Private Sector In Tax Coalition Talks


Tribune Business Editor


The Bahamas Chamber of Commerce and Employers Confederation (BCCEC) is holding talks with industry associations over the formation of a ‘Tax Coalition’, Tribune Business can reveal, as a tool “to figure out what commerce needs to do” over Value-Added Tax (VAT).

Robert Myers, the BCCEC vice-chairman who is leading the fledgling initiative, confirmed the talks but said nothing had been finalised yet.

Industry sources told Tribune Business that a meeting was held on the initiative, tentatively titled the ‘Coalition for Responsible Taxation’, at the BCCEC’s Shirley Street headquarters on Tuesday.

The move, which some are labelling a ‘VAT Committee’, is designed to produce a comprehensive private sector analysis and response of the Government’s tax reform centrepiece, and how it will impact the business community - overall and as individual industries.

The initial plan is that it will ‘bridge the gap’ between the Government and private sector over VAT and the whole issue of taxation and reform, initiating dialogue between both.

The Coalition, if formed, would have as its membership the heads of associations from industries such as hotels/tourism, financial services, construction, auto dealers, engineers, architects, and accountants, Tribune Business understands.

Emphasising that nothing formal had been agreed to, Mr Myers said: “There’s strength in numbers. We’ve basically gone to them [association heads] and said: ‘Is there any interest?’.

“There’s nothing formal and there’s no commitments from anybody. But we’ve all got to deal with this tax issue, how we implement it, what systems are employed.”

He confirmed: “Yes, the Chamber is in dialogue, we’re in conversations, but we haven’t formed any Coalition yet. There’s nothing more than a bunch of guys and girls around the table saying: ‘Does this make sense?’

“Any approach is going to be very proactive, and very co-operative. We’re not looking to make any issues; we’re trying to figure out what commerce needs to do to make this work.

“We don’t know any details. There’s no legislation, there’s no regulations, there’s no tariff schedules, there’s no financial models.”

The impending introduction of VAT come July 1, 2014, has sparked numerous concerns in the Bahamian business community.

These have ranged from suggestions that the timetable for introducing VAT is “too aggressive”, and that the Government is leaving it too long to educate consumers and the private sector, to fears that the new tax will be inflationary and cause widespread ‘across the board’ price increases.

That, in turn, has caused concerns about a drop in living standards and increased living costs, coupled with a fall-off in business for many in the private sector.

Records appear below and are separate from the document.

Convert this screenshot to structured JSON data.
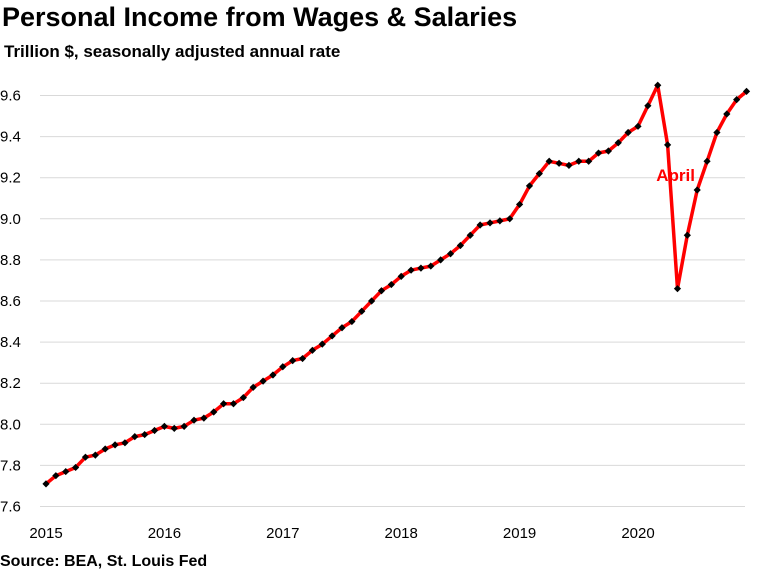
{
  "chart_data": {
    "type": "line",
    "title": "Personal Income from Wages & Salaries",
    "subtitle": "Trillion $, seasonally adjusted annual rate",
    "source": "Source: BEA, St. Louis Fed",
    "xlabel": "",
    "ylabel": "",
    "ylim": [
      7.6,
      9.7
    ],
    "yticks": [
      "7.6",
      "7.8",
      "8.0",
      "8.2",
      "8.4",
      "8.6",
      "8.8",
      "9.0",
      "9.2",
      "9.4",
      "9.6"
    ],
    "xticks": [
      "2015",
      "2016",
      "2017",
      "2018",
      "2019",
      "2020"
    ],
    "grid": true,
    "series": [
      {
        "name": "Wages & Salaries",
        "color": "#ff0000",
        "marker_color": "#000000",
        "start": "2015-01",
        "frequency": "monthly",
        "values": [
          7.71,
          7.75,
          7.77,
          7.79,
          7.84,
          7.85,
          7.88,
          7.9,
          7.91,
          7.94,
          7.95,
          7.97,
          7.99,
          7.98,
          7.99,
          8.02,
          8.03,
          8.06,
          8.1,
          8.1,
          8.13,
          8.18,
          8.21,
          8.24,
          8.28,
          8.31,
          8.32,
          8.36,
          8.39,
          8.43,
          8.47,
          8.5,
          8.55,
          8.6,
          8.65,
          8.68,
          8.72,
          8.75,
          8.76,
          8.77,
          8.8,
          8.83,
          8.87,
          8.92,
          8.97,
          8.98,
          8.99,
          9.0,
          9.07,
          9.16,
          9.22,
          9.28,
          9.27,
          9.26,
          9.28,
          9.28,
          9.32,
          9.33,
          9.37,
          9.42,
          9.45,
          9.55,
          9.65,
          9.36,
          8.66,
          8.92,
          9.14,
          9.28,
          9.42,
          9.51,
          9.58,
          9.62
        ]
      }
    ],
    "annotations": [
      {
        "text": "April",
        "color": "#ff0000",
        "point_index": 63
      }
    ]
  }
}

ohdrap4 6 years, 6 months ago

Does it matter what the timetable for implementation is?

The MO of this Government is to keep everything secret, because there is enough fools becoming eligible voters every day who will vote for a t-shirt. Twenty years ago, votes were more expensive.

When this is postponed so will be the revelation of the legislation.

The increase in the cost of living may well cause the people to protest on the street.


watcher 6 years, 6 months ago

So far, all I've read and heard on the subject of VAT is what concerned businesses have to say. Why is the Government not able or willing to issue definitive statements yet on what will, and will not, attract this pernicious stealth tax ? In my opinion, it is because they have no clue, and instead they are waiting until they estimate the wrath of the public. Not a satisfactory state of affairs at all.


banker 6 years, 6 months ago

You are right. They haven't a clue, but are hoping to alleviate their budgetary woes. This is the equivalent of throwing a Hail Pass in football. If they connect, it will bail them out of a big hole. If it fails, too bad it is only the regular folks that will suffer. But they haven't a clue.